Easy Trip Planners, the holding company for online travel portal easemytrip.com, is set to raise up to Rs 510 crore through IPO which opens on March 8th, Monday.
About Easy Trip Planners
- Easy Trip Planners is the second largest online travel agency in India (after MakeMyTrip), in terms of gross revenue. The online travel agency offers a range of travel products and services and end-to-end travel solutions including airline tickets, rail tickets, bus tickets, taxis, holiday packages, hotels, and other value-added services i.e. travel insurance, visa processing, etc.
- Easy Trip operates through its website, and mobile app. The company follows B2B2C (business to business to customer), B2C (business to customer), and B2E (business to enterprise) distribution channels to offer its services.
- They provide their customers with access to more than 400 international and domestic airlines, and nearly 10.9 lakh hotels in India and in international jurisdictions, almost all railway stations in India as well as bus tickets to and cab rentals for major cities in India. However, Yet more than 75% of its air-ticketing revenue is dependent on five domestic airlines.
- Easy Trip earns more than 90% of its revenue through air tickets booked on its website and mobile application.
Comparison with peers
- Ease My Trip’s market share in the Indian online travel agency industry in terms of gross booking revenues was around 5% in FY20.
- Easy Trip Planners (which operates the OTA) had overtaken Yatra by registering 2.1 million trip bookings during the nine months ended December 31, 2020. In comparison, MakeMyTrip had segment bookings of 5.3 million and Yatra had trip bookings of 1.52 million.
- The company's marketing and sales promotion expense as a percentage of gross booking revenue stood at 0.83% in the 2020 financial year, as compared to 2.73% for MakeMyTrip and 0.96% for Yatra.
- There are no listed peers.
Impact of Covid-19
- Covid-19 has severely impacted Easy Trip’s gross booking revenue and gross booking volume, as the there were travel restrictions for most part of the year. Gross booking revenue declined to Rs 1,220.75 crore in the nine months ended December 2020 from Rs 3,179.80 crore in the same period previous fiscal. Gross booking volume dropped to 1.77 million in the April-December 2020 period from 4.05 million in the previous year.
- Gross booking volumes in October-December 2020 quarter have reached 70% of that achieved in the third quarter of the last financial year, according to the company’s management.
- The company has seen a good growth in topline over the last 3 years, with revenue from operations increasing from Rs 114 cr in FY18 to ~Rs 181 cr in FY20. For the first 9 months of FY21, the company has earned revenue of Rs 81.5 crore.
- The net profit has also grown from Rs 3 lakh in FY18 to about Rs 33 crore in FY20. Due to IAS accounting provisioning and write-off for a discontinued business of Bollywood funding plans, its bottom line for FY18 got affected, lading to a profit of just Rs 3 lakh in that year.
- For FY20 and 3Qs of FY 21, its trade payables increased from 20.64 cr. to Rs. 56.17 cr. and trade receivables too increased from 10.36 cr. to Rs.21.10 cr. This may raise some concerns. Further, bank deposits declined from Rs. 65.82 cr. to Rs. 31.27 cr.
- The OTA’s refunded customers even before airlines began doing it, dipping into its cash reserves of Rs 200 crore.

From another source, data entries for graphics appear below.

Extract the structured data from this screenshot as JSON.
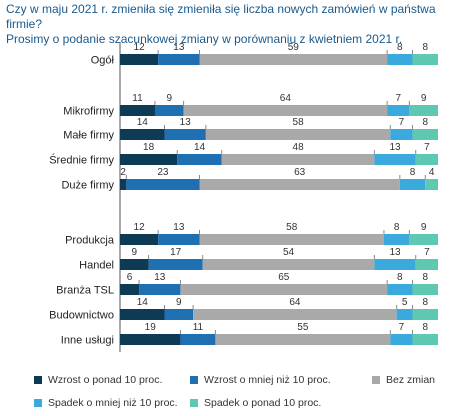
{
  "title_lines": [
    "Czy w maju 2021 r. zmieniła się zmieniła się liczba nowych zamówień w państwa firmie?",
    "Prosimy o podanie szacunkowej zmiany w porównaniu z kwietniem 2021 r."
  ],
  "chart_data": {
    "type": "bar",
    "orientation": "horizontal",
    "stacked": true,
    "title": "Czy w maju 2021 r. zmieniła się zmieniła się liczba nowych zamówień w państwa firmie? Prosimy o podanie szacunkowej zmiany w porównaniu z kwietniem 2021 r.",
    "categories": [
      "Ogół",
      "Mikrofirmy",
      "Małe firmy",
      "Średnie firmy",
      "Duże firmy",
      "Produkcja",
      "Handel",
      "Branża TSL",
      "Budownictwo",
      "Inne usługi"
    ],
    "series": [
      {
        "name": "Wzrost o ponad 10 proc.",
        "color": "#0d3a54",
        "values": [
          12,
          11,
          14,
          18,
          2,
          12,
          9,
          6,
          14,
          19
        ]
      },
      {
        "name": "Wzrost o mniej niż 10 proc.",
        "color": "#1f6fb3",
        "values": [
          13,
          9,
          13,
          14,
          23,
          13,
          17,
          13,
          9,
          11
        ]
      },
      {
        "name": "Bez zmian",
        "color": "#a9a9a9",
        "values": [
          59,
          64,
          58,
          48,
          63,
          58,
          54,
          65,
          64,
          55
        ]
      },
      {
        "name": "Spadek o mniej niż 10 proc.",
        "color": "#3aa9dd",
        "values": [
          8,
          7,
          7,
          13,
          8,
          8,
          13,
          8,
          5,
          7
        ]
      },
      {
        "name": "Spadek o ponad 10 proc.",
        "color": "#5fc8b0",
        "values": [
          8,
          9,
          8,
          7,
          4,
          9,
          7,
          8,
          8,
          8
        ]
      }
    ],
    "legend_position": "bottom",
    "grid": false
  }
}
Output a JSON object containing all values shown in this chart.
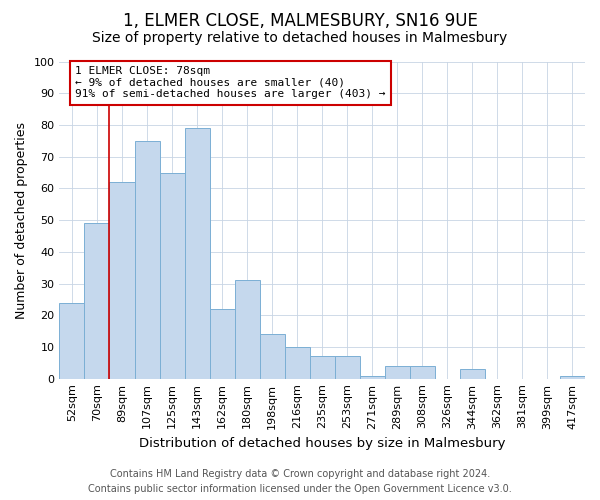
{
  "title": "1, ELMER CLOSE, MALMESBURY, SN16 9UE",
  "subtitle": "Size of property relative to detached houses in Malmesbury",
  "xlabel": "Distribution of detached houses by size in Malmesbury",
  "ylabel": "Number of detached properties",
  "categories": [
    "52sqm",
    "70sqm",
    "89sqm",
    "107sqm",
    "125sqm",
    "143sqm",
    "162sqm",
    "180sqm",
    "198sqm",
    "216sqm",
    "235sqm",
    "253sqm",
    "271sqm",
    "289sqm",
    "308sqm",
    "326sqm",
    "344sqm",
    "362sqm",
    "381sqm",
    "399sqm",
    "417sqm"
  ],
  "values": [
    24,
    49,
    62,
    75,
    65,
    79,
    22,
    31,
    14,
    10,
    7,
    7,
    1,
    4,
    4,
    0,
    3,
    0,
    0,
    0,
    1
  ],
  "bar_color": "#c5d8ed",
  "bar_edge_color": "#7bafd4",
  "ylim": [
    0,
    100
  ],
  "yticks": [
    0,
    10,
    20,
    30,
    40,
    50,
    60,
    70,
    80,
    90,
    100
  ],
  "vline_x": 1.5,
  "vline_color": "#cc0000",
  "annotation_line1": "1 ELMER CLOSE: 78sqm",
  "annotation_line2": "← 9% of detached houses are smaller (40)",
  "annotation_line3": "91% of semi-detached houses are larger (403) →",
  "annotation_box_color": "#ffffff",
  "annotation_box_edge_color": "#cc0000",
  "footer_line1": "Contains HM Land Registry data © Crown copyright and database right 2024.",
  "footer_line2": "Contains public sector information licensed under the Open Government Licence v3.0.",
  "background_color": "#ffffff",
  "grid_color": "#c8d4e4",
  "title_fontsize": 12,
  "subtitle_fontsize": 10,
  "xlabel_fontsize": 9.5,
  "ylabel_fontsize": 9,
  "tick_fontsize": 8,
  "annotation_fontsize": 8,
  "footer_fontsize": 7
}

The company also continues its practice of not charging convenience fees.
- While the company had a net profit margin of 23.33% at the end of FY20, peers MakeMyTrip and Yatra were in the negative.

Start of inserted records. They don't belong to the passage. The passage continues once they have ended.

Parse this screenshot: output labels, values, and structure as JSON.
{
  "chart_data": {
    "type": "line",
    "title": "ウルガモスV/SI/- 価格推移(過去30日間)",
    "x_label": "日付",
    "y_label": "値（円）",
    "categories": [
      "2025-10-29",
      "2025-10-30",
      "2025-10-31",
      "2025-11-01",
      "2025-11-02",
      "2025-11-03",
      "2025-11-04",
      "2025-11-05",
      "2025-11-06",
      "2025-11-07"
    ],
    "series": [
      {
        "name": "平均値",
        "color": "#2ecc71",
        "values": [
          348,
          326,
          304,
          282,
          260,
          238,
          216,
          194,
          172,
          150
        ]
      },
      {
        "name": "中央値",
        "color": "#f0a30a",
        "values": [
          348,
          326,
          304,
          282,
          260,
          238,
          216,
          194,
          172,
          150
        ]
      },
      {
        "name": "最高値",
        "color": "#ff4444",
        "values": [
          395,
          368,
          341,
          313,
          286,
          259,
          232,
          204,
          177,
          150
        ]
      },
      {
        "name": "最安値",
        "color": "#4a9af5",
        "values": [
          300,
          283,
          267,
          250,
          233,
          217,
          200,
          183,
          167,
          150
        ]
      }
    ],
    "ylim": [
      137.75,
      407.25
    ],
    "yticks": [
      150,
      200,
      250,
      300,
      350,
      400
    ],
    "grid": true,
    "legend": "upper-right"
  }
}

- The company has not paid any dividends so far.
About the issue
Issue open: 8th Mar - 10th Mar 2021
Price band: Rs 186-187 per share
Issue Size: Rs 510 crore (Gross)
Issue Size: It comprises an offer-for-sale of 2.72 crore shares, amounting to 25.10% of the paid-up equity.
Reservation for QIB: 50% , Retail - 10%, Non institutional Investors -15%.

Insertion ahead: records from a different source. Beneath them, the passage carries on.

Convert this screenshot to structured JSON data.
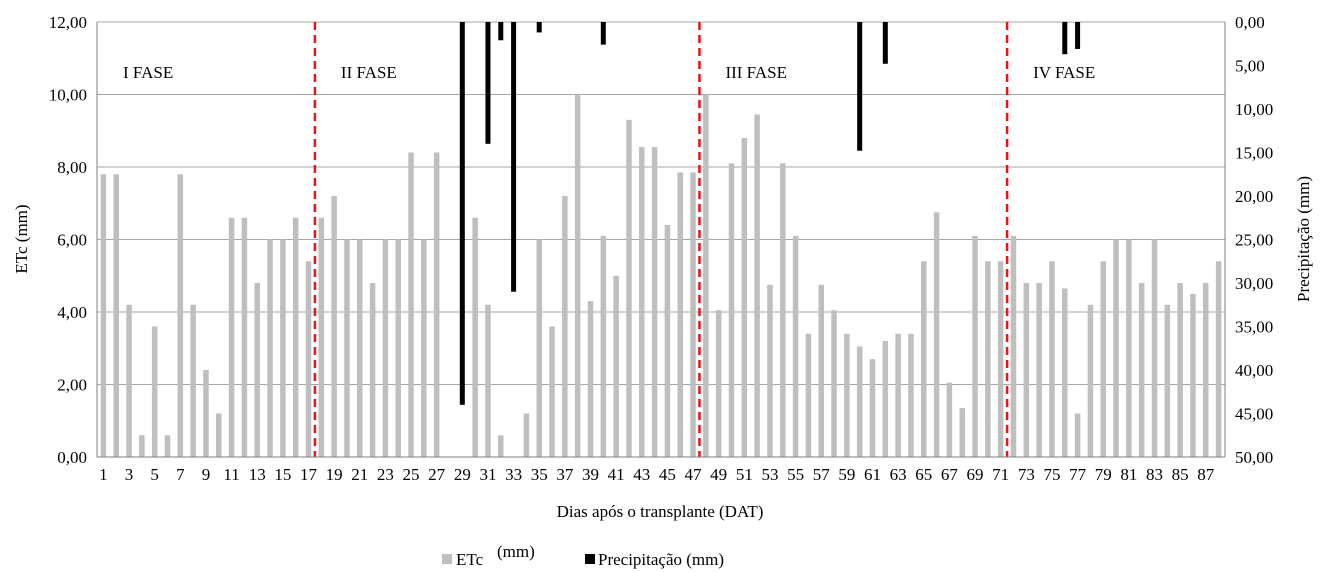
{
  "chart_data": {
    "type": "bar",
    "xlabel": "Dias após o transplante (DAT)",
    "ylabel": "ETc (mm)",
    "y2label": "Precipitação (mm)",
    "ylim": [
      0,
      12
    ],
    "y2lim": [
      0,
      50
    ],
    "y2_inverted": true,
    "grid": true,
    "yticks": [
      "0,00",
      "2,00",
      "4,00",
      "6,00",
      "8,00",
      "10,00",
      "12,00"
    ],
    "y2ticks": [
      "0,00",
      "5,00",
      "10,00",
      "15,00",
      "20,00",
      "25,00",
      "30,00",
      "35,00",
      "40,00",
      "45,00",
      "50,00"
    ],
    "x": [
      1,
      2,
      3,
      4,
      5,
      6,
      7,
      8,
      9,
      10,
      11,
      12,
      13,
      14,
      15,
      16,
      17,
      18,
      19,
      20,
      21,
      22,
      23,
      24,
      25,
      26,
      27,
      28,
      29,
      30,
      31,
      32,
      33,
      34,
      35,
      36,
      37,
      38,
      39,
      40,
      41,
      42,
      43,
      44,
      45,
      46,
      47,
      48,
      49,
      50,
      51,
      52,
      53,
      54,
      55,
      56,
      57,
      58,
      59,
      60,
      61,
      62,
      63,
      64,
      65,
      66,
      67,
      68,
      69,
      70,
      71,
      72,
      73,
      74,
      75,
      76,
      77,
      78,
      79,
      80,
      81,
      82,
      83,
      84,
      85,
      86,
      87,
      88
    ],
    "xtick_labels": [
      "1",
      "3",
      "5",
      "7",
      "9",
      "11",
      "13",
      "15",
      "17",
      "19",
      "21",
      "23",
      "25",
      "27",
      "29",
      "31",
      "33",
      "35",
      "37",
      "39",
      "41",
      "43",
      "45",
      "47",
      "49",
      "51",
      "53",
      "55",
      "57",
      "59",
      "61",
      "63",
      "65",
      "67",
      "69",
      "71",
      "73",
      "75",
      "77",
      "79",
      "81",
      "83",
      "85",
      "87"
    ],
    "series": [
      {
        "name": "ETc",
        "axis": "left",
        "color": "#bfbfbf",
        "values": [
          7.8,
          7.8,
          4.2,
          0.6,
          3.6,
          0.6,
          7.8,
          4.2,
          2.4,
          1.2,
          6.6,
          6.6,
          4.8,
          6.0,
          6.0,
          6.6,
          5.4,
          6.6,
          7.2,
          6.0,
          6.0,
          4.8,
          6.0,
          6.0,
          8.4,
          6.0,
          8.4,
          0,
          0,
          6.6,
          4.2,
          0.6,
          0,
          1.2,
          6.0,
          3.6,
          7.2,
          10.0,
          4.3,
          6.1,
          5.0,
          9.3,
          8.55,
          8.55,
          6.4,
          7.85,
          7.85,
          10.0,
          4.05,
          8.1,
          8.8,
          9.45,
          4.75,
          8.1,
          6.1,
          3.4,
          4.75,
          4.05,
          3.4,
          3.05,
          2.7,
          3.2,
          3.4,
          3.4,
          5.4,
          6.75,
          2.05,
          1.35,
          6.1,
          5.4,
          5.4,
          6.1,
          4.8,
          4.8,
          5.4,
          4.65,
          1.2,
          4.2,
          5.4,
          6.0,
          6.0,
          4.8,
          6.0,
          4.2,
          4.8,
          4.5,
          4.8,
          5.4
        ]
      },
      {
        "name": "Precipitação",
        "axis": "right",
        "color": "#000000",
        "values": [
          0,
          0,
          0,
          0,
          0,
          0,
          0,
          0,
          0,
          0,
          0,
          0,
          0,
          0,
          0,
          0,
          0,
          0,
          0,
          0,
          0,
          0,
          0,
          0,
          0,
          0,
          0,
          0,
          44.0,
          0,
          14.0,
          2.1,
          31.0,
          0,
          1.2,
          0,
          0,
          0,
          0,
          2.6,
          0,
          0,
          0,
          0,
          0,
          0,
          0,
          0,
          0,
          0,
          0,
          0,
          0,
          0,
          0,
          0,
          0,
          0,
          0,
          14.8,
          0,
          4.8,
          0,
          0,
          0,
          0,
          0,
          0,
          0,
          0,
          0,
          0,
          0,
          0,
          0,
          3.7,
          3.1,
          0,
          0,
          0,
          0,
          0,
          0,
          0,
          0,
          0,
          0,
          0
        ]
      }
    ],
    "phases": [
      {
        "label": "I FASE",
        "start": 1
      },
      {
        "label": "II FASE",
        "start": 18
      },
      {
        "label": "III FASE",
        "start": 48
      },
      {
        "label": "IV FASE",
        "start": 72
      }
    ],
    "phase_dividers_after": [
      17,
      47,
      71
    ],
    "legend": {
      "position": "bottom",
      "items": [
        {
          "label": "ETc",
          "unit": "(mm)",
          "color": "#bfbfbf"
        },
        {
          "label": "Precipitação (mm)",
          "color": "#000000"
        }
      ]
    }
  }
}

Bid lot: 80 shares, and in multiples of 80 shares
Post issue market cap: ~Rs 2,031 crore
At the higher end of the price band, Easy Trip Planners IPO is priced at a PE ratio of ~62 times FY20 earnings per share. While this seems to be aggressively priced, the company has posted robust growth in topline and bottomline over the last few years. The company has been consistently profitable since incorporation, and posted a robust net margin of 23% in FY20, even as peers made losses. It also has a debt-free balance sheet. The expectations of a quick rollout of the vaccine would also improve outlook for the company’s business going forward.
Given strong revenue and profit growth over the last few years, stable margins, good return ratios, asset-light model, and robust growth outlook, we remain positive on the prospects of the issue.